La revue Awal créée par Mammeri et soutenue par Bourdieu, dont vous avez été la cheville ouvrière a toujours peiné à exister et continue encore à avoir des problèmes financiers et de collaboration humaine. À quoi cela est dû? Parlez-nous des difficultés que vous rencontrez régulièrement pour son édition?
Ce sont des problèmes de revue en général et celle d'Awal en particulier pour des raisons évidentes. Awal est une revue indépendante, autonome et pour cela, elle paie sa liberté. Hormis le fait que les revues se vendent mal et on n'arrive pas à récupérer les frais d'édition d'une part et d'autre part, c'est une revue scientifique peu accessible au lecteur moyen, qui doit être soutenue en principe par une institution, une université, un centre de recherche, un ministère et qui ne l'est pas.
Le public algérien ne lit pas beaucoup malheureusement. Alors on continue avec les moyens du bord. Nous en sommes au numéro 46. Le prochain sortira sous forme de livre chez Koukou. Il est consacré à Mouloud Feraoun.

Pour terminer, on va interroger la fille de chahid que vous êtes et ce parcours hors norme...
Je pense que l'exécution de mon père un 16 février 1956 jeté sur une place publique pour l'exemple n'a pas été étranger à ma détermination. Ça a été formateur à plus d'un titre. À 6 ans, l'enfant comprend ce qu'est la dignité, ce qu'est l'injustice, le rapport de forces. Pendant la guerre, on est livré à soi-même et on se construit envers et contre tout. C'est ce qui m'est arrivé comme beaucoup de filles et de garçons de mon âge ayant vécu pendant cette guerre. On a compris sans comprendre et toute sa vie on recherche la vérité et on combat l'injustice et l'indignité. Je ne sais si c'est la même chose pour les autres mais ça a été mon cas.

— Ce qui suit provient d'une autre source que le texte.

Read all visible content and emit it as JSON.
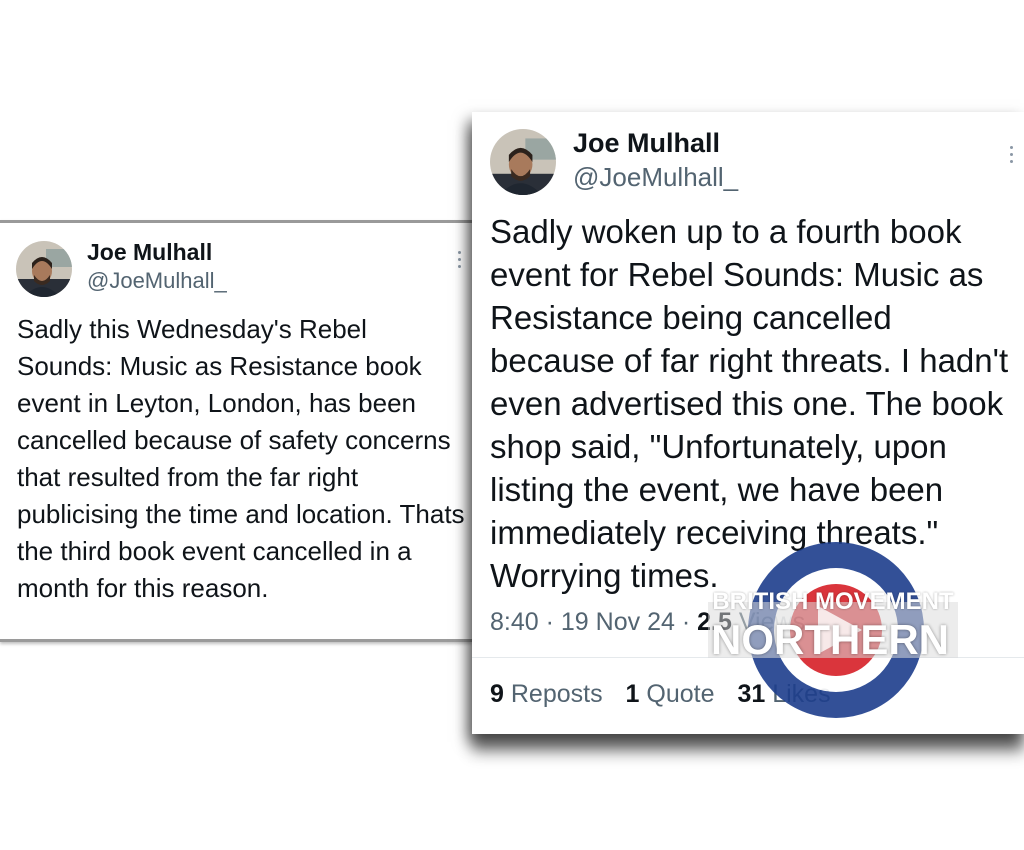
{
  "left_tweet": {
    "name": "Joe Mulhall",
    "handle": "@JoeMulhall_",
    "text": "Sadly this Wednesday's Rebel Sounds: Music as Resistance book event in Leyton, London, has been cancelled because of safety concerns that resulted from the far right publicising the time and location. Thats the third book event cancelled in a month for this reason."
  },
  "right_tweet": {
    "name": "Joe Mulhall",
    "handle": "@JoeMulhall_",
    "text": "Sadly woken up to a fourth book event for Rebel Sounds: Music as Resistance being cancelled because of far right threats. I hadn't even advertised this one. The book shop said, \"Unfortunately, upon listing the event, we have been immediately receiving threats.\" Worrying times.",
    "time": "8:40",
    "separator": "·",
    "date": "19 Nov 24",
    "views_partial": "2.5",
    "views_label": "Views",
    "stats": [
      {
        "count": "9",
        "label": "Reposts"
      },
      {
        "count": "1",
        "label": "Quote"
      },
      {
        "count": "31",
        "label": "Likes"
      }
    ]
  },
  "watermark": {
    "line1": "BRITISH MOVEMENT",
    "line2": "NORTHERN",
    "colors": {
      "outer": "#1d3e8c",
      "ring": "#ffffff",
      "inner": "#d62027",
      "stripe": "#ffffff"
    }
  },
  "colors": {
    "text": "#0f1419",
    "secondary": "#536471",
    "card_border": "#9a9a9a"
  },
  "icons": [
    "avatar",
    "more-options-icon"
  ]
}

Lorsqu'on regarde en arrière, il y a près de 70 ans, on se demande avec fierté et tristesse à la fois comment une tribu entière (et ce n'est pas la seule!) où tous les hommes décédés (23 dans le hameau auquel j'appartiens) et 900 dans l'ensemble et beaucoup ont défendu ce pays dans leur langue maternelle, dans leur culture ancestrale et qui ne reconnaissent pas les valeurs pour lesquelles ils se sont sacrifiés. Alors on est triste! On se demande alors si nous vivons au même endroit et dans la même histoire. Voilà, j'espère que vous comprendrez pourquoi cette distinction est une consécration, pas pour moi, car au fond lorsqu'on travaille on le fait parce qu'il faut le faire et non pour être primé, mais pour ceux qui attendent d'être reconnus, attendent d'exister dans leurs langues, leurs cultures, leur histoire. C'est davantage les populations de mon pays, de mon terroir et de tout ce sous-continent, ce morceau d'Afrique millénaire qui en a besoin pour renouer avec son histoire pour être lui-même et ainsi à éclairer le monde comme il l'a été à des moments précis de son histoire.